Donc là, on baisse la voilure, parce que c'est ça qu'il FAUT, on se remet doucement à sortir, à voir des amis, à répondre "oui" aux invitations, à projeter des vacances, ce truc que tu ne fais pas depuis cinq ans, on décore son appart aux murs blancs comme neige, on met de la couleur partout parce que c'est ça la vie BORDEL ! Oui c'est ça ! La couleur, les choses qui te font sourire, plaisir, rire. On élimine ce qui nous emmerde, ce qui nous paraît lourd, ce qui correspond à une autre version de nous, obsolète.
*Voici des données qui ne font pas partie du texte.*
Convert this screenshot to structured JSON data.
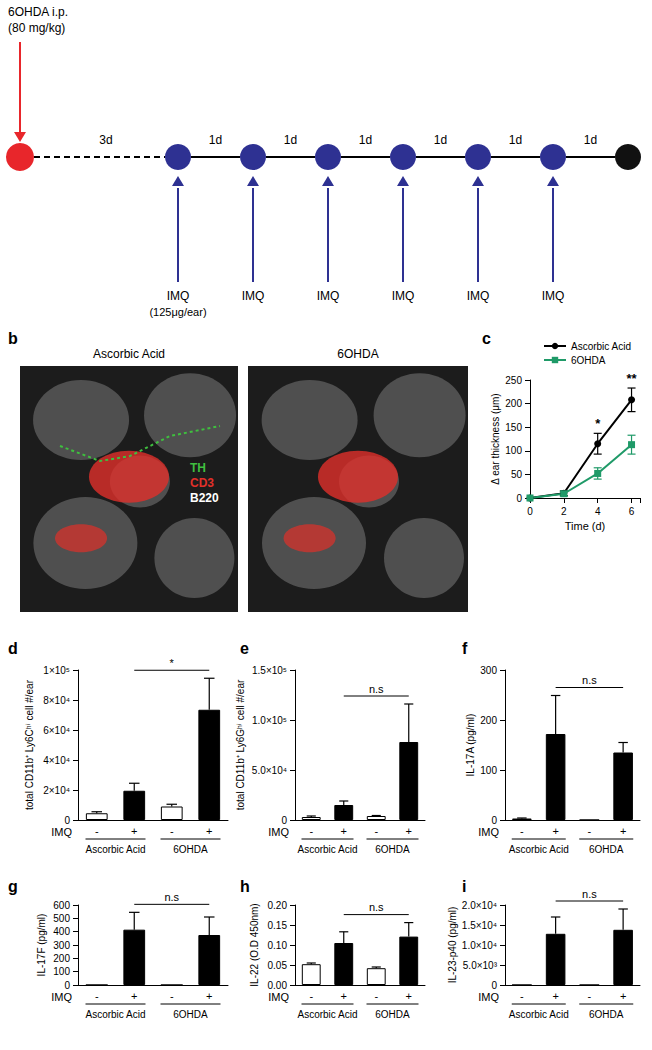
{
  "diagram": {
    "drug": "6OHDA i.p.",
    "dose": "(80 mg/kg)",
    "wait": "3d",
    "interval": "1d",
    "treatment": "IMQ",
    "treatment_dose": "(125μg/ear)",
    "treatment_count": 6
  },
  "image_panel": {
    "title": "b",
    "images": [
      "Ascorbic Acid",
      "6OHDA"
    ],
    "stains": [
      {
        "name": "TH",
        "color": "#3fbf3f"
      },
      {
        "name": "CD3",
        "color": "#e0302a"
      },
      {
        "name": "B220",
        "color": "#ffffff"
      }
    ]
  },
  "chart_data": [
    {
      "type": "line",
      "title": "c",
      "x": [
        0,
        2,
        4,
        6
      ],
      "series": [
        {
          "name": "Ascorbic Acid",
          "color": "#000000",
          "marker": "circle",
          "values": [
            0,
            10,
            115,
            208
          ],
          "errors": [
            0,
            5,
            22,
            25
          ]
        },
        {
          "name": "6OHDA",
          "color": "#1f9a68",
          "marker": "square",
          "values": [
            0,
            9,
            52,
            113
          ],
          "errors": [
            0,
            5,
            12,
            20
          ]
        }
      ],
      "xlabel": "Time (d)",
      "ylabel": "Δ ear thickness (μm)",
      "xlim": [
        0,
        6.5
      ],
      "xticks": [
        0,
        2,
        4,
        6
      ],
      "ylim": [
        0,
        250
      ],
      "yticks": [
        0,
        50,
        100,
        150,
        200,
        250
      ],
      "legend": "top-left",
      "annotations": [
        {
          "x": 4,
          "text": "*"
        },
        {
          "x": 6,
          "text": "**"
        }
      ]
    },
    {
      "type": "bar",
      "title": "d",
      "categories": [
        "-",
        "+",
        "-",
        "+"
      ],
      "category_label": "IMQ",
      "groups": [
        "Ascorbic Acid",
        "6OHDA"
      ],
      "values": [
        4500,
        19500,
        9000,
        73500
      ],
      "errors": [
        1000,
        5000,
        1500,
        21000
      ],
      "colors": [
        "#ffffff",
        "#000000",
        "#ffffff",
        "#000000"
      ],
      "ylabel": "total CD11b⁺ Ly6Cʰⁱ cell #/ear",
      "ylim": [
        0,
        100000
      ],
      "yticks": [
        0,
        {
          "value": 20000,
          "label": "2×10⁴"
        },
        {
          "value": 40000,
          "label": "4×10⁴"
        },
        {
          "value": 60000,
          "label": "6×10⁴"
        },
        {
          "value": 80000,
          "label": "8×10⁴"
        },
        {
          "value": 100000,
          "label": "1×10⁵"
        }
      ],
      "comparison": {
        "between": [
          1,
          3
        ],
        "text": "*"
      }
    },
    {
      "type": "bar",
      "title": "e",
      "categories": [
        "-",
        "+",
        "-",
        "+"
      ],
      "category_label": "IMQ",
      "groups": [
        "Ascorbic Acid",
        "6OHDA"
      ],
      "values": [
        3000,
        15000,
        4000,
        78000
      ],
      "errors": [
        1000,
        4000,
        500,
        38000
      ],
      "colors": [
        "#ffffff",
        "#000000",
        "#ffffff",
        "#000000"
      ],
      "ylabel": "total CD11b⁺ Ly6Gʰⁱ cell #/ear",
      "ylim": [
        0,
        150000
      ],
      "yticks": [
        0,
        {
          "value": 50000,
          "label": "5.0×10⁴"
        },
        {
          "value": 100000,
          "label": "1.0×10⁵"
        },
        {
          "value": 150000,
          "label": "1.5×10⁵"
        }
      ],
      "comparison": {
        "between": [
          1,
          3
        ],
        "text": "n.s"
      }
    },
    {
      "type": "bar",
      "title": "f",
      "categories": [
        "-",
        "+",
        "-",
        "+"
      ],
      "category_label": "IMQ",
      "groups": [
        "Ascorbic Acid",
        "6OHDA"
      ],
      "values": [
        3,
        172,
        0,
        135
      ],
      "errors": [
        1,
        77,
        0,
        20
      ],
      "colors": [
        "#ffffff",
        "#000000",
        "#ffffff",
        "#000000"
      ],
      "ylabel": "IL-17A (pg/ml)",
      "ylim": [
        0,
        300
      ],
      "yticks": [
        0,
        100,
        200,
        300
      ],
      "comparison": {
        "between": [
          1,
          3
        ],
        "text": "n.s"
      }
    },
    {
      "type": "bar",
      "title": "g",
      "categories": [
        "-",
        "+",
        "-",
        "+"
      ],
      "category_label": "IMQ",
      "groups": [
        "Ascorbic Acid",
        "6OHDA"
      ],
      "values": [
        0,
        415,
        0,
        375
      ],
      "errors": [
        0,
        130,
        0,
        135
      ],
      "colors": [
        "#ffffff",
        "#000000",
        "#ffffff",
        "#000000"
      ],
      "ylabel": "IL-17F (pg/ml)",
      "ylim": [
        0,
        600
      ],
      "yticks": [
        0,
        100,
        200,
        300,
        400,
        500,
        600
      ],
      "comparison": {
        "between": [
          1,
          3
        ],
        "text": "n.s"
      }
    },
    {
      "type": "bar",
      "title": "h",
      "categories": [
        "-",
        "+",
        "-",
        "+"
      ],
      "category_label": "IMQ",
      "groups": [
        "Ascorbic Acid",
        "6OHDA"
      ],
      "values": [
        0.052,
        0.105,
        0.042,
        0.121
      ],
      "errors": [
        0.003,
        0.028,
        0.003,
        0.035
      ],
      "colors": [
        "#ffffff",
        "#000000",
        "#ffffff",
        "#000000"
      ],
      "ylabel": "IL-22 (O.D 450nm)",
      "ylim": [
        0,
        0.2
      ],
      "yticks": [
        {
          "value": 0,
          "label": "0.00"
        },
        0.05,
        {
          "value": 0.1,
          "label": "0.10"
        },
        0.15,
        {
          "value": 0.2,
          "label": "0.20"
        }
      ],
      "comparison": {
        "between": [
          1,
          3
        ],
        "text": "n.s"
      }
    },
    {
      "type": "bar",
      "title": "i",
      "categories": [
        "-",
        "+",
        "-",
        "+"
      ],
      "category_label": "IMQ",
      "groups": [
        "Ascorbic Acid",
        "6OHDA"
      ],
      "values": [
        0,
        12800,
        0,
        13800
      ],
      "errors": [
        0,
        4200,
        0,
        5200
      ],
      "colors": [
        "#ffffff",
        "#000000",
        "#ffffff",
        "#000000"
      ],
      "ylabel": "IL-23-p40 (pg/ml)",
      "ylim": [
        0,
        20000
      ],
      "yticks": [
        0,
        {
          "value": 5000,
          "label": "5.0×10³"
        },
        {
          "value": 10000,
          "label": "1.0×10⁴"
        },
        {
          "value": 15000,
          "label": "1.5×10⁴"
        },
        {
          "value": 20000,
          "label": "2.0×10⁴"
        }
      ],
      "comparison": {
        "between": [
          1,
          3
        ],
        "text": "n.s"
      }
    }
  ]
}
On se met à jour.

Les journées, soirées, nuits de travail, les dimanches-au-lundi-au-dimanche-au-lundi toute l'année, ça crame le cerveau en fait. C'est con hein, mais c'est vrai. On arrête d'être disponible à toute heure. On fait des pauses. On prend du repos. C'est autorisé pour toi aussi ! Toi qui me lis et qui crois que tu ne peux pas te l'autoriser parce que...pourquoi déjà? S'il m'arrivait quelque chose, je serai remplacée, quel que soit le job, quel que soit le projet. Quelqu'un prendrait ma place. C'est la nature, elle a horreur du vide. 

Donc pourquoi ne pas en faire autant ? Pourquoi ne pas remplir sa vie de rosiers, de plantes grasses, de fruits acidulés, de livres, d'accents qui chantent, d'histoires merveilleuses, de bords de mer ? Pourquoi pas ? 

Voilà, je cherche la réponse exacte à "ce qui me met en joie", depuis des jours. Mais j'ai retrouvé le sommeil, le goût de la vie, pas seulement d'être là et de répéter des gestes, chaque jour comme un automate. Parce que je n'en suis pas un. Et qu'il n'est pas rare que je dise "stop" pour ensuite recommencer. Apprendre, retenir, se souvenir. C'est aussi un apprentissage. C'est un tour de manège, pas toujours enchanté. 

Je crois que j'ai trouvé ce qui me mettait en joie. Respirer, ouvrir les yeux, marcher, écouter de la musique, des oiseaux chanter et le doux son d'une cascade. Profiter de ce que la vie a à m'offrir. Tant pis pour ceux qui ne répondent pas à mes messages, ceux qui m'ignorent, ceux qui laissent passer du temps sans me parler, qui se moquent de mes sollicitations. Tant pis. Tant mieux pour ceux et celles qui prennent le temps d'un petit mot, d'un café, d'un post ou d'un sms. Tant mieux pour moi. Vraiment. 

Les heures qui me sont offertes, comme à toi qui me lis, elles sont comptées tu le sais. On ne sait pas quand ça s'arrête. Et là j'ai envie de te dire que si ça s'arrête je n'aurais pas tout à fait réalisé ce pourquoi je me suis incarnée. Mais pour y parvenir, je dois oui, je dois : retrouver ma joie.

C'est ce que je te souhaite, ce que je nous souhaite. Dans un monde chaotique, où les signes d'attachement ou d'intérêt, où la gentillesse, la douceur, sont vues comme des signes de faiblesse et rejetées comme s'il s'agissait d'insultes ou d'affronts, j'ai choisi cette voie. Si tu te dépêches il y a des trains toutes les dix minutes pour cette destination. C'est une question de choix.